Gun Safety

Flowers that barely last a day, and wilt in the vase when you pick them

Clouds that drift in a clear blue sky, why wish them to be anything different?

People that meander from platform to train, don’t bother me with their moods

But your thoughts?

Turbulent waves pulling me in

I drown in salt water, going under again

“Where there is love there is pain”


Why do some people have the ability to affect us with their moods, and not others? Something in them, pulls a trigger in us. We care. It would be nice to do away with care and live a more peaceful life, perhaps. But those same people that know where our guns are kept, also know where all our happiness is stored. And much of it lives in them.

Relationships, they teach me a lot. Mostly about how hair trigger my reactions are when someone steps on my love nerve. It’s a big nerve and it runs all the way around the outside of me and is connected by leads to my heart.

My Mum used to say constantly “don’t wear your heart on your sleeve”, probably because when I did so, she felt her own love nerve get stepped on, protective instincts bounding to the fore. But there really isn’t a remedy for care, we care, because we care.

The care switch doesn’t even get turned off after a loved one dies. It should, they aren’t physically here anymore, so why do we care?

Maybe we leave pieces of ourselves in others, and they in us. Perhaps then, when we die, the pieces we left live on.

“Energy never dies, it is merely transformed”


I know that no matter how long it has been, sometimes I still grieve my departed loved ones, keenly. Like a clot that moves around the body unseen, until it bumps into your heart, moves into your throat and out your eyes. Those pieces continue to tumble around in our system until we die.

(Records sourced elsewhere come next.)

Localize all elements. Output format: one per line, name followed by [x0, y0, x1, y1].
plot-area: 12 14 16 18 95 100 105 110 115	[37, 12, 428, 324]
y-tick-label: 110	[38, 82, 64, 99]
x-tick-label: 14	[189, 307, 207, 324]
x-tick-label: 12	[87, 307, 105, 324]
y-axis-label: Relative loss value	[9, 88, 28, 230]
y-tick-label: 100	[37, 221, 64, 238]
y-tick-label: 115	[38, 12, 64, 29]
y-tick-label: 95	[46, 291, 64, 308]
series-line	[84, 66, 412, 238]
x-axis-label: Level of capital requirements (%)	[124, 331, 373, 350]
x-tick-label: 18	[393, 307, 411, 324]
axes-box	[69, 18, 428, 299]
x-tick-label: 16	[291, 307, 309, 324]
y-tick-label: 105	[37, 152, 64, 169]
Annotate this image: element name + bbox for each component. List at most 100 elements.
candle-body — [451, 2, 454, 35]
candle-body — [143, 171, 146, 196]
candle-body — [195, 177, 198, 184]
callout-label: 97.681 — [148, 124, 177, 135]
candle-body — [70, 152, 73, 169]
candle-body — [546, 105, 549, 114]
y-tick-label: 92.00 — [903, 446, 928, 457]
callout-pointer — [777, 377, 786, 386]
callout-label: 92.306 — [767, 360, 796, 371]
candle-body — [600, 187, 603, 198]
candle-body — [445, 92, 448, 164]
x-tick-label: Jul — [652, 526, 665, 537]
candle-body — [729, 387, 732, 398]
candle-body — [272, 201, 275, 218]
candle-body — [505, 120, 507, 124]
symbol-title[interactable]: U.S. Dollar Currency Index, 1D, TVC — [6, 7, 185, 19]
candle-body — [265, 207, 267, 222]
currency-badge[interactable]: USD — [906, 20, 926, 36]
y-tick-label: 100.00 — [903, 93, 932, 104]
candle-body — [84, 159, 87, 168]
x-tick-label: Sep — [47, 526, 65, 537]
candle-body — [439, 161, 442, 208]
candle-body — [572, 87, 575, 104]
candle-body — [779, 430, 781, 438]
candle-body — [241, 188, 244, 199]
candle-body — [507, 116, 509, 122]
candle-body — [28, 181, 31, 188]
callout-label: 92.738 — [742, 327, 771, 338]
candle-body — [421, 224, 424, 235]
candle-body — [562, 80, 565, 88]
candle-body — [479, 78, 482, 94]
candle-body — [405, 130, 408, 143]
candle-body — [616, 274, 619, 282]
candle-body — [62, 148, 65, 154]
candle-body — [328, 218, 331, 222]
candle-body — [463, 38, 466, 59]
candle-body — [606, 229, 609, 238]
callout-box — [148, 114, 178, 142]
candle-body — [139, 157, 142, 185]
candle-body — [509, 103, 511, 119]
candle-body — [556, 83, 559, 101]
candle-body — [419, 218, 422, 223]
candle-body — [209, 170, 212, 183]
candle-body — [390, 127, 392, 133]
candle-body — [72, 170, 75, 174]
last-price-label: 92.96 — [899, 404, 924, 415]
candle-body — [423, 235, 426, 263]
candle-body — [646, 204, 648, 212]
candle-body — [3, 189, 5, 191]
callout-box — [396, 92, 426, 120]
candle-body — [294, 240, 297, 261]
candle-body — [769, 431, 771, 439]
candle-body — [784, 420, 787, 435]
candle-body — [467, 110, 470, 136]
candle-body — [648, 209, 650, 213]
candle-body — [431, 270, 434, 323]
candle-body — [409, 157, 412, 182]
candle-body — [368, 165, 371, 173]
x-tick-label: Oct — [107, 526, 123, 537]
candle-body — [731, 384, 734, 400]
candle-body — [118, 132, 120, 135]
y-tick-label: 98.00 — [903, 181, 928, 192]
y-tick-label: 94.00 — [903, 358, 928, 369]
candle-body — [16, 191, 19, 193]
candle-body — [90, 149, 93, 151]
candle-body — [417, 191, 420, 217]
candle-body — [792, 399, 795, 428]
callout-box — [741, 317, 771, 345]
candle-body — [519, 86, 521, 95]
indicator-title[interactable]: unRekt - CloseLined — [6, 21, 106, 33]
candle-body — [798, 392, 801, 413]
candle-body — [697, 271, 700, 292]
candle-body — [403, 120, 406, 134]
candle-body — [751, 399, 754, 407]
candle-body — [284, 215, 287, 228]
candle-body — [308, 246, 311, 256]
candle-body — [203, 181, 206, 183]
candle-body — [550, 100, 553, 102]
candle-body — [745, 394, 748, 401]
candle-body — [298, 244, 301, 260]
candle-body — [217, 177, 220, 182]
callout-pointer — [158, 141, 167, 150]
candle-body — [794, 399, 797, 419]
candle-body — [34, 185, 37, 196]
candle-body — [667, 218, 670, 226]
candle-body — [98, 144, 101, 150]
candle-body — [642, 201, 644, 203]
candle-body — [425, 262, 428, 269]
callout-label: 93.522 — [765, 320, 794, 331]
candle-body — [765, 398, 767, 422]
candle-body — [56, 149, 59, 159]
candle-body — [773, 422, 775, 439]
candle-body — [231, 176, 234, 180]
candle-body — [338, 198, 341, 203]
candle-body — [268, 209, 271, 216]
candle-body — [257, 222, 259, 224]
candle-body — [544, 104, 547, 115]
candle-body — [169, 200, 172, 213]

But there is no remedy. Just the understanding, and sometimes that is enough.

Header photo courtesy Tim Marshall Unsplash

8 thoughts on “Gun Safety

  1. You took me along with your reflections on caring, even beyond the death of our loved one, and brought me to tears. The nun, with whom I entered the convent in 1971, died this week from breast cancer. Though we had not seen each other since 2001 when I last visited Guyana, I’m devastated by her loss. As you express it so well: “Maybe we leave pieces of ourselves in others, and they in us. Perhaps then, when we die, the pieces we left live on.” All those pieces of the seven years we journeyed together in the religious life now live on in me.

    • Having the capacity for memory is a double edged sword Rosaliene, if we can learn to deal with the pain of loss, I think the love is so very worth it. I have your book on my Christmas holiday reading list. Had best get hold of a copy before the postal service goes max, I’m looking forward to reading it.